New House Bill Calls for Stronger Credit Card Protections
By Eva Norlyk Smith, Ph.D.
December 14, 2009
A potentially historic bill passed the House on Friday, which if turned into law, could herald one of the most comprehensive revampings of the U.S. financial regulatory system since the Great Depression. For consumers in particular, it could mean the end of deceptive lending practices and stronger consumer protections for credit cards, mortgages, and other lending products. At its core, the new legislation aims to tighten the banking regulatory system in order to root out the perceived causes of last year’s credit crisis debacle.
One of the most hotly contested parts of the new bill was the proposal to create an independent new Consumer Financial Protection Agency to regulate consumer lending products, including credits cards, mortgages, and other consumer-oriented financial products. The new consumer protection agency would also be charged with reining in deceptive marketing practices and unfair credit card practices, and with interpreting and enforcing the specifics of the new Credit CARD Act passed by Congress in May of this year.
The Consumer Financial Protection Agency would be an independent agency focused solely on consumer protections. Currently, the existing regulatory bodies have authority over particular kinds of financial institutions. In contrast, the CFPA would be given broad regulatory powers in all matters of concern to consumers.
Most notably, the CFPA would take away all the consumer responsibilities currently assigned to the Federal Reserve, the FDIC, and the Comptroller of Currency. The Federal Reserve has been criticized for not clamping down on deceptive and abusive consumer lending practices, and for essentially having a conflict of interest in handling consumer protections while also being charged with protecting the profitability of the companies it regulates.

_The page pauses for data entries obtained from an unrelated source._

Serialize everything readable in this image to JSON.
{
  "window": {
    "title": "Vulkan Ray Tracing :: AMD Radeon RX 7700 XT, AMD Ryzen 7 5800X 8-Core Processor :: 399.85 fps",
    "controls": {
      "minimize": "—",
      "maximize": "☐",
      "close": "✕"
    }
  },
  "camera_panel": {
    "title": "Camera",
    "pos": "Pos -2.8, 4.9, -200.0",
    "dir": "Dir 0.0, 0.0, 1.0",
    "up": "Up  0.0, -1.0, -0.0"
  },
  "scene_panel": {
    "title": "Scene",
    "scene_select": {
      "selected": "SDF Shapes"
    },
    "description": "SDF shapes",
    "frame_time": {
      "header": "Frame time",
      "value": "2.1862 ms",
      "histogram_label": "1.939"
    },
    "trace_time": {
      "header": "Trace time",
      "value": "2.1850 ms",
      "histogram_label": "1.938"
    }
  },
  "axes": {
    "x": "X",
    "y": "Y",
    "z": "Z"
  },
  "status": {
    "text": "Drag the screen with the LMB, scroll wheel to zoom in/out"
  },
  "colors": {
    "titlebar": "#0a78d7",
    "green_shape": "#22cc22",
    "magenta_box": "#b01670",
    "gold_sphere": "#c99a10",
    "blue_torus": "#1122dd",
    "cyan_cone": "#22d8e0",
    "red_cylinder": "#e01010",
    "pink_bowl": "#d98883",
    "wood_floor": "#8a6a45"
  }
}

“This is a big win for consumers,” said Travis Plunkett, Legislative Director of the Consumer Federation of America in a statement after the bill had been passed. “The Consumer Financial Protection Agency (CFPA) will ensure that credit and payment products do not have predatory or deceptive features that can harm consumers or lock them into unaffordable loans. The CFPA will allow consumers to shop or take out a loan knowing that there is an agency looking out for their best interests and eliminating the tricks and traps that have plagued borrowers for far too long.”
The House bill seeks to follow through on the promise lawmakers made last year, when putting close to a trillion of taxpayer money at risk to bail out large financial institutions to avoid economic collapse in the wake of the credit crisis. The bill also introduced tighter regulations for derivatives, gave lawmakers the powers to break up excessively large financial institutions at risk of becoming too-big-to-fail, and introduced tighter oversight over hedge funds. The bill would also force banks and financial companies to put money into a $150 billion emergency fund, which the government could tap into to break up troubled financial companies before they pose a systemic risk.
The proposed Consumer Financial Protection Agency was based on a 150-page proposal set forward by the Obama Administration in July, and it has been fiercely opposed by the financial community. An amendment from House Republicans seeking to derail the proposal for the CFPA by replacing it with a weaker council to regulate credit cards and mortgages was narrowly voted down.
A similar bill proposing watch dog agency for stronger consumer protections was put forward in the Senate in early November by Senate Banking Committee Chris Dodd, however, debate on that bill is not scheduled to begin until early next year.
With the financial community sure to step up lobbying against an independent consumer protection agency, it remains to be seen if the proposal for a strong independent consumer agency with broad regulatory powers will make it into the final legislation. After the vote, House Republicans appealed to banking lobbyists to intensify efforts to derail the bill. Lobbyists have already spent in excess of $300 million so far in an effort to defeat or water down proposed reforms.